Plötzlich nahm sie aus dem Augenwinkel einen langen, teuren Nerzmantel wahr, der sich durch die Masse drängte. Ein wunderschönes Gesicht lächelte gewinnend, aber nicht in die Richtung von Charles, nein, das Lächeln war für Peter bestimmt. Sie berührte ihn kurz am Arm, und Jennifer konnte sich nicht erinnern, dass Peter sie jemals dermaßen angestrahlt hatte.
„Siehst du, was ich sehe?“, fragte sie Charles tonlos.
„Ja.“ Auch er starrte ungläubig aus dem Fenster.

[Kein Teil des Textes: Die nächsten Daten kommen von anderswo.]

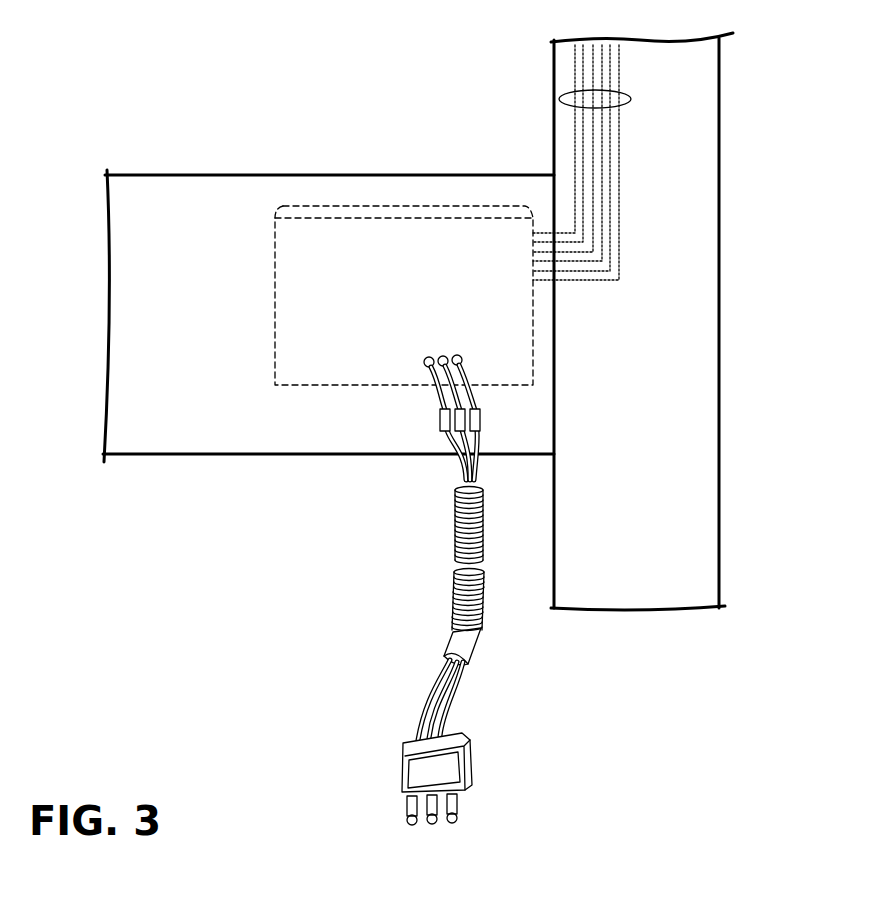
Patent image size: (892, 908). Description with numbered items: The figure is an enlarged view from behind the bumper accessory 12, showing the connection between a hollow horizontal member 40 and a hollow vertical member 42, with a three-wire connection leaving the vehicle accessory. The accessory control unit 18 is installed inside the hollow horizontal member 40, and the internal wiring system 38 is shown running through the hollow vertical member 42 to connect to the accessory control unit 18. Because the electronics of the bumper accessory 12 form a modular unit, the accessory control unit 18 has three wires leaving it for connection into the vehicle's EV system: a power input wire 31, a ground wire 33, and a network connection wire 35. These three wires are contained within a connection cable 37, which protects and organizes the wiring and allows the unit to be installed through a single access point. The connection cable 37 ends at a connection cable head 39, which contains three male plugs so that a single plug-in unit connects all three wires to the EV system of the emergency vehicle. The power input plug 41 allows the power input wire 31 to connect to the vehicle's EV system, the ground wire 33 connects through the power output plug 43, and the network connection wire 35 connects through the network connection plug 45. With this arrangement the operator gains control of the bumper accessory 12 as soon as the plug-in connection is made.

The bumper accessory 12 is at (690, 311).
The vertical member 42 is at (705, 178).
The horizontal member 40 is at (236, 197).
The accessory control unit 18 is at (368, 243).
The internal wiring system 38 is at (560, 103).
The ground wire 33 is at (456, 447).
The network connection wire 35 is at (463, 458).
The power input wire 31 is at (482, 450).
The connection cable 37 is at (447, 541).
The connection cable head 39 is at (467, 767).
The network connection plug 45 is at (410, 828).
The power output plug 43 is at (432, 828).
The power input plug 41 is at (451, 826).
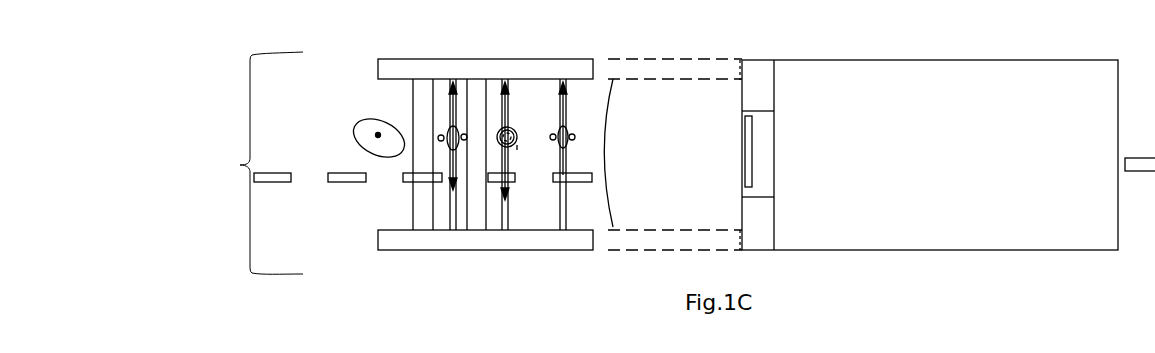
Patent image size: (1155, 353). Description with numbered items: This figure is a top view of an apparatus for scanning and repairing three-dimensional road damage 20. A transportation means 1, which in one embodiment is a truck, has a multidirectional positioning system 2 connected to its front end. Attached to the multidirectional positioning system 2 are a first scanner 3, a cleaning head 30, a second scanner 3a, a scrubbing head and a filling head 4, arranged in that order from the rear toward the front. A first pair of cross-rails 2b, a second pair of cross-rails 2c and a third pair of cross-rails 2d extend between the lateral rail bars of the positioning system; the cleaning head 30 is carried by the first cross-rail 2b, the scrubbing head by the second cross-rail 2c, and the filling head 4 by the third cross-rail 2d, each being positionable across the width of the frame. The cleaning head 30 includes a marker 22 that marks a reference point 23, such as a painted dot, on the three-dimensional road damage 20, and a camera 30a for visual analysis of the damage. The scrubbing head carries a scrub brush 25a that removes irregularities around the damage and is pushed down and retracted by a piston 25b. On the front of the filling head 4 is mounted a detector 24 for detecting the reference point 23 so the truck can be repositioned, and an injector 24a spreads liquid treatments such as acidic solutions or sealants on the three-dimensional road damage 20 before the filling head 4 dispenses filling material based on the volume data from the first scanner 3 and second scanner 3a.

The transportation means 1 is at (868, 256).
The multidirectional positioning system 2 is at (240, 165).
The first pair of cross-rails 2b is at (449, 80).
The second pair of cross-rails 2c is at (502, 80).
The third pair of cross-rails 2d is at (560, 80).
The first scanner 3 is at (422, 92).
The second scanner 3a is at (478, 218).
The filling head 4 is at (568, 133).
The three-dimensional road damage 20 is at (354, 138).
The marker 22 is at (438, 137).
The reference point 23 is at (376, 135).
The detector 24 is at (575, 136).
The injector 24a is at (553, 142).
The scrub brush 25a is at (516, 146).
The piston 25b is at (516, 129).
The cleaning head 30 is at (440, 142).
The camera 30a is at (464, 132).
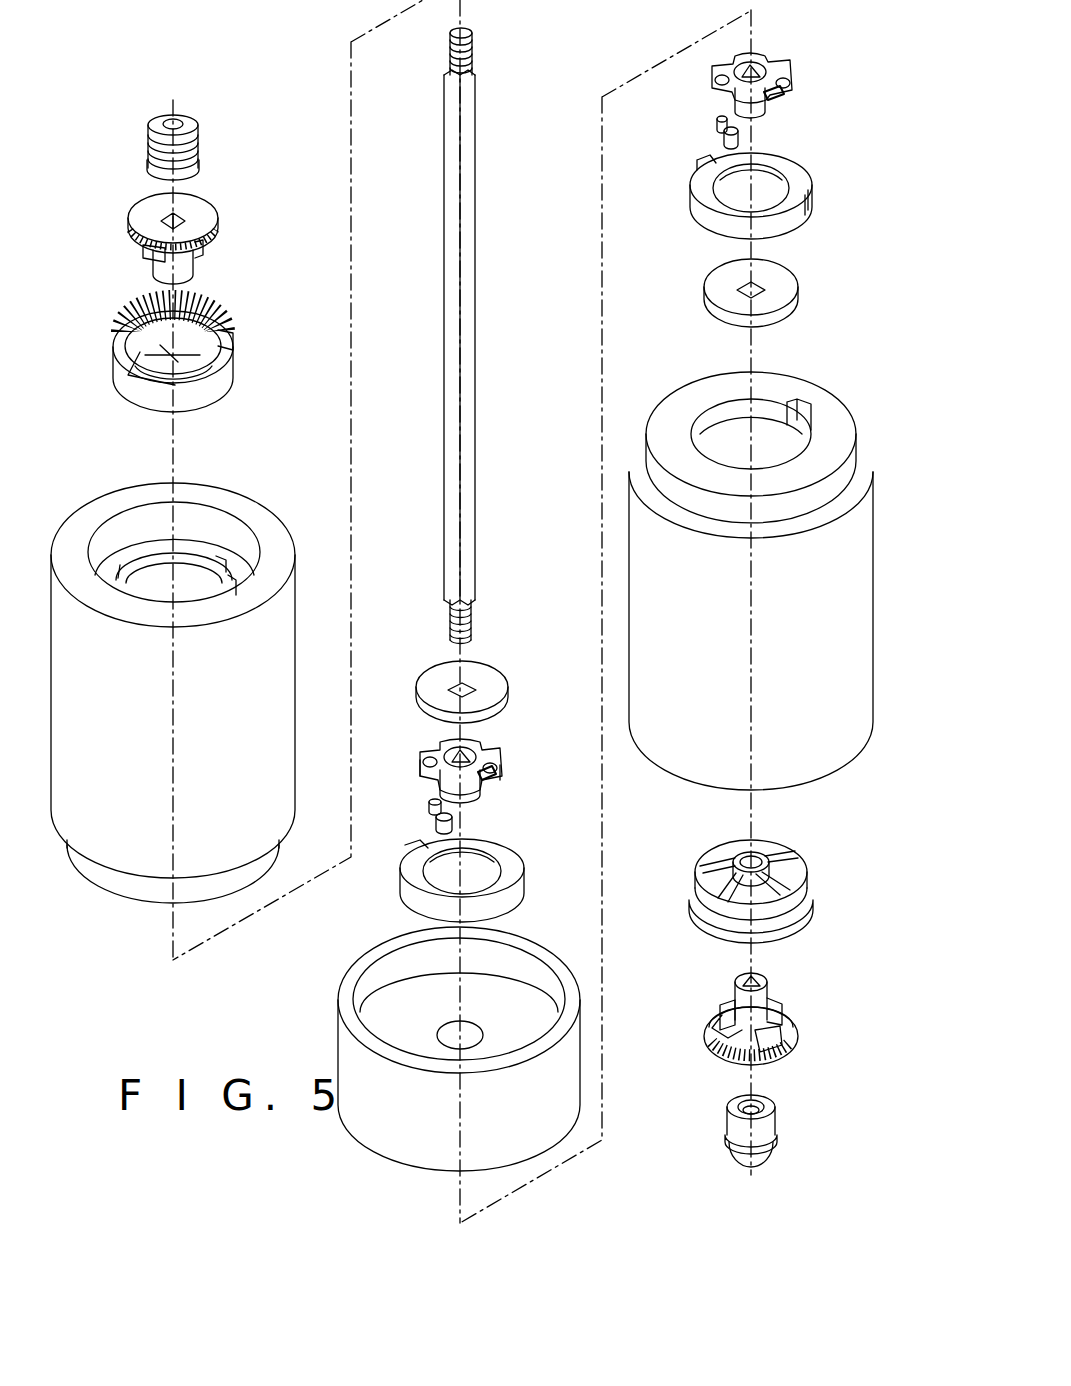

Delphine drehte sich kurz zum Fenster und warf Charles einen Kuss zu. Danach galt ihre ganze Aufmerksamkeit nur noch Peter.
„Ich glaube es nicht.“ Jennifers Stimme war nur noch ein Flüstern. „Sie flirtet mit zwei Männern gleichzeitig.“
„Wir müssen Feuer mit Feuer bekämpfen. Versuch, Peters Aufmerksamkeit zu erregen, und ich versuche es bei Delphine.“
In den nächsten zwanzig Minuten bemühte sich Jennifer, Charles’ Vorschlag umzusetzen. Sie fragte Peter alles, was ihr in den Sinn kam, und er beantwortete auch all ihre Fragen, doch sobald er konnte, wandte er sich immer wieder der Blondine neben ihm zu. Jennifer fand, dass die akademische Aura, die Peter sonst umgab, immer mehr verschwand. Seine „niederen Instinkte“ schienen sich auch auf seine Ausstrahlung auszuwirken.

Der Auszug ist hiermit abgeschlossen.